Thu. Oct 3rd, 2024
Occasional Digest - a story for you

The law in question, FL SB 1718, allows authorities to charge someone with human trafficking if they knowingly transport an undocumented migrant across state lines. And it would prohibit an undocumented immigrant from driving a car even if they have a driver’s license from another state and requires state hospitals that receive Medicaid to ask patients of their immigration status.

It “put thousands of Floridians and residents of other States—both citizens and noncitizens alike—at risk of being arrested, charged, and prosecuted with a felony for transporting a vaguely-defined category of immigrants into Florida,” the lawsuit alleges. “Families may be unable to visit each other across state lines. Parents who live near the state border may be unable to drive their children to medical appointments or soccer matches.”

The lawsuit was brought by several groups, including the American Immigration Council, Americans for Immigrant Justice, Southern Poverty Law Center and the ACLU Foundation of Florida on behalf of Farmworkers Association of Florida, a non-profit farmworker membership organization with nearly 12,000 members who are both documented and undocumented.

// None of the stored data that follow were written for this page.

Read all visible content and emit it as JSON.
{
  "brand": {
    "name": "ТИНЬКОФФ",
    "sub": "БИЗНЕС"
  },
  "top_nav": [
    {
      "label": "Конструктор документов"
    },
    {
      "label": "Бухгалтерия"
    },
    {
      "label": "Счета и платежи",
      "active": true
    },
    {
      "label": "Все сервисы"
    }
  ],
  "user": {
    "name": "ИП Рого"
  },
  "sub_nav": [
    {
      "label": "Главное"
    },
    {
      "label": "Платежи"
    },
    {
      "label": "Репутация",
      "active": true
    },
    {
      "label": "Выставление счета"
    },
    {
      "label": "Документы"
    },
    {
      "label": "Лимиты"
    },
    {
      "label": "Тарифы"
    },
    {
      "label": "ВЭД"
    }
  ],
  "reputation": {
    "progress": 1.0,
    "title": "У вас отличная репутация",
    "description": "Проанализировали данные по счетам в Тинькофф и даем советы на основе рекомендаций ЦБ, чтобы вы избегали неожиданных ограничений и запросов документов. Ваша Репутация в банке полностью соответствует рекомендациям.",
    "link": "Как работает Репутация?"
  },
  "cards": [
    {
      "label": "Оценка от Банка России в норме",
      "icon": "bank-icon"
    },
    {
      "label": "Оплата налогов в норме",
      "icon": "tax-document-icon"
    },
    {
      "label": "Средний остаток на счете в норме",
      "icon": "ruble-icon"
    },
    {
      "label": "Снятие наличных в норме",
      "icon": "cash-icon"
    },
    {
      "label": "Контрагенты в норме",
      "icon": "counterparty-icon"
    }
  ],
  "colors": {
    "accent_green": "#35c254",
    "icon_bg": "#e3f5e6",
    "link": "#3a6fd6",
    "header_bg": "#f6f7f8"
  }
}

It also has nine other unnamed plaintiffs, including one who is a U.S. citizen who serves as a director of a nonprofit organization based in southern Georgia. This plaintiff, as an example, transports immigrants of varying statuses to see medical specialists across state lines to Jacksonville yet now fears possible felony charges “for performing a key aspect of her job, and for doing what she believes to be morally just,” according to the lawsuit.

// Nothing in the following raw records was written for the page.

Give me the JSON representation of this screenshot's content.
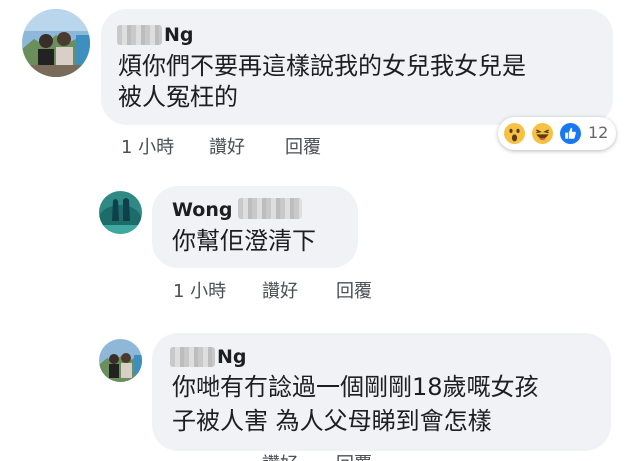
{
  "comments": [
    {
      "author_suffix": "Ng",
      "text_lines": [
        "煩你們不要再這樣說我的女兒我女兒是",
        "被人冤枉的"
      ],
      "time": "1 小時",
      "like_label": "讚好",
      "reply_label": "回覆",
      "reactions": {
        "icons": [
          "wow-icon",
          "haha-icon",
          "like-icon"
        ],
        "count": "12"
      }
    },
    {
      "author_prefix": "Wong",
      "text_lines": [
        "你幫佢澄清下"
      ],
      "time": "1 小時",
      "like_label": "讚好",
      "reply_label": "回覆"
    },
    {
      "author_suffix": "Ng",
      "text_lines": [
        "你哋有冇諗過一個剛剛18歲嘅女孩",
        "子被人害 為人父母睇到會怎樣"
      ],
      "like_label": "讚好",
      "reply_label": "回覆"
    }
  ],
  "colors": {
    "bubble": "#f0f2f5",
    "link": "#4b4f56",
    "like_blue": "#1877f2",
    "emoji_yellow": "#f7c244"
  }
}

The groups contend Florida’s law should be considered unconstitutional for going “far beyond” federal immigration policies and “penalizing a wide array of conduct that Congress chose not to prohibit.”

“It impedes the federal immigration scheme by preventing immigrants from entering Florida,” the lawsuit alleges. “And it puts state officials in the unlawful position of making complex determinations about people’s immigration status and history.”

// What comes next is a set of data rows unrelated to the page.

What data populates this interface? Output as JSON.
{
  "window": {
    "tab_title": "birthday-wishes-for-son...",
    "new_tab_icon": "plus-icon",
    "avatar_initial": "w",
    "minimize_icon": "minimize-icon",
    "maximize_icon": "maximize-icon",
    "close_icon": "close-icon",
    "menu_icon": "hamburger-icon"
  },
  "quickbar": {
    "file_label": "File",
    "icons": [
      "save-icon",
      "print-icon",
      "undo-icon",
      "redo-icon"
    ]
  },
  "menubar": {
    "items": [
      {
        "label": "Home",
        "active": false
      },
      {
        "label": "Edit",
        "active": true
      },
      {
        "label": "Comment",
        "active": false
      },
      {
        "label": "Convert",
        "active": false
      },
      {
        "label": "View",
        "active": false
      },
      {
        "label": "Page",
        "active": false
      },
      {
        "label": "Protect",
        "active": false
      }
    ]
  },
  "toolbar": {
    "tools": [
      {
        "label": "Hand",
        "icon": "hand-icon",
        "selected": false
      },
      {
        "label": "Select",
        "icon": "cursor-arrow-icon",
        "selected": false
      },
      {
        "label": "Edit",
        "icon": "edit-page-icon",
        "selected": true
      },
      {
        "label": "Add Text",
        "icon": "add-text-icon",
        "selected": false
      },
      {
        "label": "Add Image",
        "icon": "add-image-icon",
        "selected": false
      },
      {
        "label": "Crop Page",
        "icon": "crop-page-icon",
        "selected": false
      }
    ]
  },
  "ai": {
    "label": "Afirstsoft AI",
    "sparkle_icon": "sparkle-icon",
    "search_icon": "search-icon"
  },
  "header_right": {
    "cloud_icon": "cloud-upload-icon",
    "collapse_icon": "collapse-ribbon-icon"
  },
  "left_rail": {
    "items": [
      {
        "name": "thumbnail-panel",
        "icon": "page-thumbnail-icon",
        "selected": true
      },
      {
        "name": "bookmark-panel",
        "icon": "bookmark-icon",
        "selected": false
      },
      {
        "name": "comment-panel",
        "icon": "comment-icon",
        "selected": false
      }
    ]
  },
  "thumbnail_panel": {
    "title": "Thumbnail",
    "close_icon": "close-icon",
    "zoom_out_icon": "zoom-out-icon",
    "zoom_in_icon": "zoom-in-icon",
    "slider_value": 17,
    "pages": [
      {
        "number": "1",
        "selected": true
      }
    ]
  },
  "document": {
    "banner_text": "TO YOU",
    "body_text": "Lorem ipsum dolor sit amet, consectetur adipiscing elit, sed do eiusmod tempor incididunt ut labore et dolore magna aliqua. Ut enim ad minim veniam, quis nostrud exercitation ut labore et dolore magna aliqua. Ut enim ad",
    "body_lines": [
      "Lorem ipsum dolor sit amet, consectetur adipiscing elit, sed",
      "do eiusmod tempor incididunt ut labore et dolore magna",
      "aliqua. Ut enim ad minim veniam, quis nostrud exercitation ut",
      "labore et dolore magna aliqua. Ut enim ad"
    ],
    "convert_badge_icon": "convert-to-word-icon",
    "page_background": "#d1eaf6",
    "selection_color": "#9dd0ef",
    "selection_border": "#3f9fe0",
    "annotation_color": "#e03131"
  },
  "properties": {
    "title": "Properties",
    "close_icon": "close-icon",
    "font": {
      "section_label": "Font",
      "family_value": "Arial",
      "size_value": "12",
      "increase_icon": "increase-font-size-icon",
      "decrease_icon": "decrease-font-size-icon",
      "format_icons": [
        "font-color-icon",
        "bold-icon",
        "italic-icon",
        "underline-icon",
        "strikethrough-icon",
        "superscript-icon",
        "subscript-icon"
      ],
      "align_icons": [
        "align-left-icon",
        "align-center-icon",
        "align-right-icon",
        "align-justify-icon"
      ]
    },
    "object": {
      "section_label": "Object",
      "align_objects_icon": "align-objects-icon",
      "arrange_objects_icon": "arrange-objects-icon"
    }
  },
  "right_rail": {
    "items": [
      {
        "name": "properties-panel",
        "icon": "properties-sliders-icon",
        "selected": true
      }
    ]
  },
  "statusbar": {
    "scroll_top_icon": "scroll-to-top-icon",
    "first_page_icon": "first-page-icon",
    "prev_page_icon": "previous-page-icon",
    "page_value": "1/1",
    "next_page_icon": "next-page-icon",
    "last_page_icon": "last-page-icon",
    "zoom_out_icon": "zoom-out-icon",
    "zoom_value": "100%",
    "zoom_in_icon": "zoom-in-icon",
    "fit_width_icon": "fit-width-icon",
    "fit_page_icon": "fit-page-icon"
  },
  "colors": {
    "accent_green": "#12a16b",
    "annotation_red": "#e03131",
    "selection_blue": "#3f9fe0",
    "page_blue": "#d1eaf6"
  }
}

DeSantis and his Republican allies contended during Florida’s session that the immigration crackdown would send a “message” to the Biden administration. The law also included $12 million for Florida to transport migrants from outside the state to Democratic strongholds, a controversial policy deployed by the governor and other leaders like Texas GOP Gov. Greg Abbott, who bused hundreds of migrants to cities like Washington, D.C., Chicago and New York.